China’s CNPC eyes a solar future powered by AI
China National Petroleum Corporation, CNPC, one of the world’s largest oil and gas companies, is working towards an integrated development, a pragmatic blend of fossil fuels and renewables underpinned by digital and AI technologies, Chairman Dai Houliang said on the first day of ADIPEC.
During the panel discussion, Charting the future of global energy, Houliang started the talk on a philosophical note and said, “All things that grow rely on the sun… So too will the future of energy.” He recalled that “just 10 or 20 years ago, photovoltaic energy cost $15 to $20 per watt,” but technological advances have driven that down to below $1, while efficiency has leapt to 50%.
Such progress, he said, supports China’s long-term pursuit of controllable nuclear fusion, a concept sometimes called the “artificial sun”. “It is the ultimate goal,” Dai said, hinting that fusion research remains a strategic frontier for CNPC.
“AI has reduced interpretation time by 80% and increased efficiency tenfold. It is transforming how we work.”
Despite the solar optimism, Dai was clear that fossil fuels would not vanish overnight. “We must promote the integrated development of fossil fuels and renewable energies,” he said. “That is a viable and realistic path forward.”
Balancing growth and green goals
China’s domestic power generation has reached 10 trillion kilowatt-hours, Dai noted, with 53% coming from renewables, a scale that has been unmatched globally. CNPC’s role, he said, is to lead that national transformation by embedding green and low-carbon principles into its corporate DNA.
“By 2035, we aim for oil, gas and new energies to each account for one-third of our portfolio,” he said. “By 2050, new energies will represent half. At that point, our vision of a green CNPC will become reality.”
To achieve this, CNPC is betting heavily on natural gas, geothermal, wind, and solar, adopting what Dai described as a strategy of “clean substitution, strategic replacement, and redevelopment.” The company’s natural gas output already represents over 50% of China’s total, a figure Dai claimed places CNPC ahead of most international peers.

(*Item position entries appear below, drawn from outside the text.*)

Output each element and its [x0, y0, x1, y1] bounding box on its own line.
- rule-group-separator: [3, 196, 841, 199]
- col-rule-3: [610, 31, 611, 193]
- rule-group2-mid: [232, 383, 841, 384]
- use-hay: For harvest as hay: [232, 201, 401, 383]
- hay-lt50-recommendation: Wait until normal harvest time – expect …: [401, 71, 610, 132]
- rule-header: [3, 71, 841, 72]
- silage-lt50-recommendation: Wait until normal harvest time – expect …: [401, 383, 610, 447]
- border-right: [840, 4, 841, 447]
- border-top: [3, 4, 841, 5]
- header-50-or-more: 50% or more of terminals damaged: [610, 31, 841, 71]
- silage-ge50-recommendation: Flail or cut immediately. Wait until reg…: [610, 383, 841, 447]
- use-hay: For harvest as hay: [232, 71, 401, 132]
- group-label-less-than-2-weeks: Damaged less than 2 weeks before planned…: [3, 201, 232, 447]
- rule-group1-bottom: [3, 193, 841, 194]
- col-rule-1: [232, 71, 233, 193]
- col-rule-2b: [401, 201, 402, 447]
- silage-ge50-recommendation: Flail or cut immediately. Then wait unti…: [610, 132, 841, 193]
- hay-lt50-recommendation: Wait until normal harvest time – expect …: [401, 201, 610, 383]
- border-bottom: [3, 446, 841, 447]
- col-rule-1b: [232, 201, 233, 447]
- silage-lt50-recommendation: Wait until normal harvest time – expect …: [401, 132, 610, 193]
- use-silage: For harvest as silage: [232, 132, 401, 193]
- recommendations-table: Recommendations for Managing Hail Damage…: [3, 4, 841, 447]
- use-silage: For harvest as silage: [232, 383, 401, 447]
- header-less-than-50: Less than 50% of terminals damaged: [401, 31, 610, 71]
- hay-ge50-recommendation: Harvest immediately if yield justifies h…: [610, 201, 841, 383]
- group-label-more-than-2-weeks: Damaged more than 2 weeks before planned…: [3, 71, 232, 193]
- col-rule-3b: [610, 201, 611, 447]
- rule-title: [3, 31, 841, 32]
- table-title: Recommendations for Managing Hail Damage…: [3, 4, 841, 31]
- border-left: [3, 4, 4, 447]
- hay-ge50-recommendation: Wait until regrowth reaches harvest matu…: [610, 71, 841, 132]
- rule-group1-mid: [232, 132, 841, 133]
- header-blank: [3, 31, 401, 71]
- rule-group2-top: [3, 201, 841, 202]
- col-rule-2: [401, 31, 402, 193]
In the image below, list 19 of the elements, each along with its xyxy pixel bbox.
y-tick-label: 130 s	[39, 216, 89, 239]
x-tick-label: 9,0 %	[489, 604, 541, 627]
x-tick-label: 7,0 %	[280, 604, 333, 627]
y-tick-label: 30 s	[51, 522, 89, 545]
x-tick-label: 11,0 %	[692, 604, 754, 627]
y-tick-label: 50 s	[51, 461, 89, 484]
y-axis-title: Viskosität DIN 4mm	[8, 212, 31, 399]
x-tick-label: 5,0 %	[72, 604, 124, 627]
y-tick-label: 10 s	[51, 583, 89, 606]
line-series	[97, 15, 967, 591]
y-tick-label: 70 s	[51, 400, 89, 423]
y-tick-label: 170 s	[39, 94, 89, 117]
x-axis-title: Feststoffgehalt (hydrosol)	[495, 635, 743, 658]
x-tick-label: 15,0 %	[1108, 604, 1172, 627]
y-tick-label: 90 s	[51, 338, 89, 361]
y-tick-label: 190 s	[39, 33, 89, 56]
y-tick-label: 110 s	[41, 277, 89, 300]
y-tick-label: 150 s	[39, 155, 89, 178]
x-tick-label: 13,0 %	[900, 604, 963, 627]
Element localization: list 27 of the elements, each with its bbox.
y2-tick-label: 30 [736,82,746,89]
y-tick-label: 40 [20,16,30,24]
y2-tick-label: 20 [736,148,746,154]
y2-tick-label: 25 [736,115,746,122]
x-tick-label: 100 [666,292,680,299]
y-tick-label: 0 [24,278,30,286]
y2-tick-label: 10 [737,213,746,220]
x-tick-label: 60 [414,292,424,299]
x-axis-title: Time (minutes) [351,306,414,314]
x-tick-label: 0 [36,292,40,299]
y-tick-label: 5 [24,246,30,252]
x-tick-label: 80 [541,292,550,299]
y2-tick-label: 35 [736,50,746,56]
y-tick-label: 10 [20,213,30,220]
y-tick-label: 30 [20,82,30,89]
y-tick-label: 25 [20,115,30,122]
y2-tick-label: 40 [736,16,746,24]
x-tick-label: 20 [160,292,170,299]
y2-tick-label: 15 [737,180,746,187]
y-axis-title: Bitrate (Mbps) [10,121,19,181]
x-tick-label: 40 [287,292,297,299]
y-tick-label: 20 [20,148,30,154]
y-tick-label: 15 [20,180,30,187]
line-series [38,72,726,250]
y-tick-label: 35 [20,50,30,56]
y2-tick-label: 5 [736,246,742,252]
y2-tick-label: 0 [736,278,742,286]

AI and the digital oilfield
On CNPC’s deployment of artificial intelligence, Dai said, “We are making CNPC a digital and smart enterprise. Our large AI model for the energy sector is already leading in China, and even lobally.”
The results, he claimed, are transformative. “In exploration and geophysical interpretation, efficiency has increased tenfold. AI has reduced interpretation time by 80%,” Dai said. Similar advances have been made in refining, where predictive analytics have helped prevent unplanned shutdowns in ethylene units.
The company is also experimenting with robotic fuel attendants across its 20,000 service stations. But Dai acknowledged the social dimension of such automation and said the company is studying how to address the employment challenges that AI brings.
Energy diplomacy and Middle East partnerships
CNPC’s ambitions extend well beyond China’s borders. The company operates in 33 countries and trades more than 500 million tonnes of energy products annually. In the UAE alone, CNPC’s equity production exceeds 10 million tonnes.
“Our collaboration is not limited to the UAE,” he said. “We have major natural gas projects in Mozambique and Iraq, where CNPC’s technologies have reduced costs and improved efficiency. These are examples of mutually beneficial partnerships that extend across Asia, Africa, and the Middle East.”